An extract from Nickie Aiken MP's interview today with Catherine Neilan for City A.M.
At times during last month’s General Election, City A.M. readers could be forgiven for thinking it was taking place in a different country.
For much of the campaign the focus was far from London, with frontbenchers and their battle buses taking them through the midlands and the north as Labour and Tories fought it out for the so-called Red Wall.
The Conservatives’ successful gambit, which has returned Boris Johnson to Number 10 with an 80-seat majority, means the government is now committed to investing outside the M25.
Sajid Javid’s first Budget, scheduled for 11 March, is expected to see a raft of measures aimed at “levelling-up” the economy, with an emphasis on projects and investment away from London.
Some Tory MPs have told City A.M. of concerns that this could present challenges for the cluster of them in London and the commuter belt, where the result in December was markedly different to the rest of the country — for example losing Putney to Labour and Richmond Park to the Lib Dems.

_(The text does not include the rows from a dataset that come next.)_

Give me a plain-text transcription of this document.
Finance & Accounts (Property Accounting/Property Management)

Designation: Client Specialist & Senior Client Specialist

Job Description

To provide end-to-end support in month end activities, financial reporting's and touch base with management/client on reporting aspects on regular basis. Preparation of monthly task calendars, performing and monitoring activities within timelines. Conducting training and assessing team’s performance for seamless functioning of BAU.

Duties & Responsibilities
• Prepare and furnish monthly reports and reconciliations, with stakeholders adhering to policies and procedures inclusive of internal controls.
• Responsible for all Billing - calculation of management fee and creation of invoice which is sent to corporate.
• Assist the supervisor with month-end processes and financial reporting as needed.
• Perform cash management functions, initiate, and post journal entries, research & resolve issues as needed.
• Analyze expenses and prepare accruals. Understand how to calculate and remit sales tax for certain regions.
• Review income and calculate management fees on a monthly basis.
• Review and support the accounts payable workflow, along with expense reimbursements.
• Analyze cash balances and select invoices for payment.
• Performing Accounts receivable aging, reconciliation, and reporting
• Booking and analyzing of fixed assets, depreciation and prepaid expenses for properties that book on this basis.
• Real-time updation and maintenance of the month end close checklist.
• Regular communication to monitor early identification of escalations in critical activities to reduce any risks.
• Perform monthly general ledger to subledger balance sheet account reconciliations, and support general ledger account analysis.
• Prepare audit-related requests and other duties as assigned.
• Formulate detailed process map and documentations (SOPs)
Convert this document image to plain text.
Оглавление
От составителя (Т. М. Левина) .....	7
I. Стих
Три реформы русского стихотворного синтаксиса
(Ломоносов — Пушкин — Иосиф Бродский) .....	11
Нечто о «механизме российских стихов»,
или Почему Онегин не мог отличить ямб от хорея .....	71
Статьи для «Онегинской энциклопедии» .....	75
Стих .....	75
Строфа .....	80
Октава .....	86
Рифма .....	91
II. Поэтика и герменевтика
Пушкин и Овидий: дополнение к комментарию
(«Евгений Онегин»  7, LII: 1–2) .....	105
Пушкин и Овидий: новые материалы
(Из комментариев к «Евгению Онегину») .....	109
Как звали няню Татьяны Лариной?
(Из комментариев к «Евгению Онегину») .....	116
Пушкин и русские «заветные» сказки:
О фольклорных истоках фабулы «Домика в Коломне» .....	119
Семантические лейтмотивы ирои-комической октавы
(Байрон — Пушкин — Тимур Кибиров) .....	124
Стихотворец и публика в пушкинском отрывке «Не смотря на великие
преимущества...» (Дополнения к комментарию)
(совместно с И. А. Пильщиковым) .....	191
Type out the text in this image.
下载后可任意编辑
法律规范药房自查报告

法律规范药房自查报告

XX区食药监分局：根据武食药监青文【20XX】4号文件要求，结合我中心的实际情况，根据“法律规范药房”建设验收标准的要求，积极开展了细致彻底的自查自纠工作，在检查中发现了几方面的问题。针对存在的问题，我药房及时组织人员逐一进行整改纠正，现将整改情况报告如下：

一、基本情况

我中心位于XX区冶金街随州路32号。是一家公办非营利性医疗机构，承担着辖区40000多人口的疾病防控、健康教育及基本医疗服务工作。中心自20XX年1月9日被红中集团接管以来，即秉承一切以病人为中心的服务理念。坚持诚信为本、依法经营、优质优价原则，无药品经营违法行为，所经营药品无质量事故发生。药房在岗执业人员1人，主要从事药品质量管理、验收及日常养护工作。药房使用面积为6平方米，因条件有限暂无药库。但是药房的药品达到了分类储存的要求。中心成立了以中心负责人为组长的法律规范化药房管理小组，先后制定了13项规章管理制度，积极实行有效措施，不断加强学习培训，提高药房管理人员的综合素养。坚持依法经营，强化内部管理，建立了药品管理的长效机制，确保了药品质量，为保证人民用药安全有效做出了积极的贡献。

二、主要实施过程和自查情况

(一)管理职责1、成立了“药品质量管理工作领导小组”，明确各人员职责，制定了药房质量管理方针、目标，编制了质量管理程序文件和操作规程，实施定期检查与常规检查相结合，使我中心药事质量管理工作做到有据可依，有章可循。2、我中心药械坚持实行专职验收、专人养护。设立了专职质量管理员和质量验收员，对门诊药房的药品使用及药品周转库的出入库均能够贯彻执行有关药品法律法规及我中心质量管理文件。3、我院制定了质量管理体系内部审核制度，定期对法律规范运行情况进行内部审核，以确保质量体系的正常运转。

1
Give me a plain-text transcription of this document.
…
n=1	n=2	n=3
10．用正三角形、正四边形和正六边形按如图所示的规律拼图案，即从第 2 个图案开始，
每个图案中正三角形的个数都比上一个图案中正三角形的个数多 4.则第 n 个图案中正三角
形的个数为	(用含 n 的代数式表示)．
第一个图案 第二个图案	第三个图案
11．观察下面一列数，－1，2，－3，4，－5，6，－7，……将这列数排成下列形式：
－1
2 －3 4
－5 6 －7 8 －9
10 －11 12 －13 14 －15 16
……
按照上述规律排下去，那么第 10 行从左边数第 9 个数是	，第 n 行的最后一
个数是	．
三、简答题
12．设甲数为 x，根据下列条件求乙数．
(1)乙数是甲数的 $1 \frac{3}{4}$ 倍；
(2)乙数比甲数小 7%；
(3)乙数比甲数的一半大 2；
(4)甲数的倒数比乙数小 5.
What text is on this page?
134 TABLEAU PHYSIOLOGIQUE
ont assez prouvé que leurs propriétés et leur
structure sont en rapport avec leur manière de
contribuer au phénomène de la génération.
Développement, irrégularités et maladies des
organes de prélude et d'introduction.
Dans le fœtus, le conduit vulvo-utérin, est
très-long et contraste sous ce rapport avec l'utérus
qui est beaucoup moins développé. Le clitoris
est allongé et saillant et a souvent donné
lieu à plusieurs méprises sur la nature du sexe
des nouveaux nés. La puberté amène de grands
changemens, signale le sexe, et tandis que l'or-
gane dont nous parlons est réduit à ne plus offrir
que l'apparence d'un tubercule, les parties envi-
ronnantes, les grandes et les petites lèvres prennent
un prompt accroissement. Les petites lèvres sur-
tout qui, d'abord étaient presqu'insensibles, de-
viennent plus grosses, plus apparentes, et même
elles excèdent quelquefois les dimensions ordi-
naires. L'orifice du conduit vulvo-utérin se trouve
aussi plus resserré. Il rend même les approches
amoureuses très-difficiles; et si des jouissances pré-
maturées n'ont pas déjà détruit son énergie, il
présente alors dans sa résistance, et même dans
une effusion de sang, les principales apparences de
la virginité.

But the new MP for the Cities of London and Westminster, Nickie Aiken —who actually increased the Tory majority despite going up against Lib Dems’ supposed star candidate Chuka Umunna — believes the country can and must move forward as one.
“We’ve got to move away from this ‘us and them’ mentality,” she says in her first interview since arriving in parliament.
“It’s about UK plc… The City is the engine of UK plc, but it needs all the other elements to create a Rolls Royce. I do think ministers get that, but my job is to remind them of it.”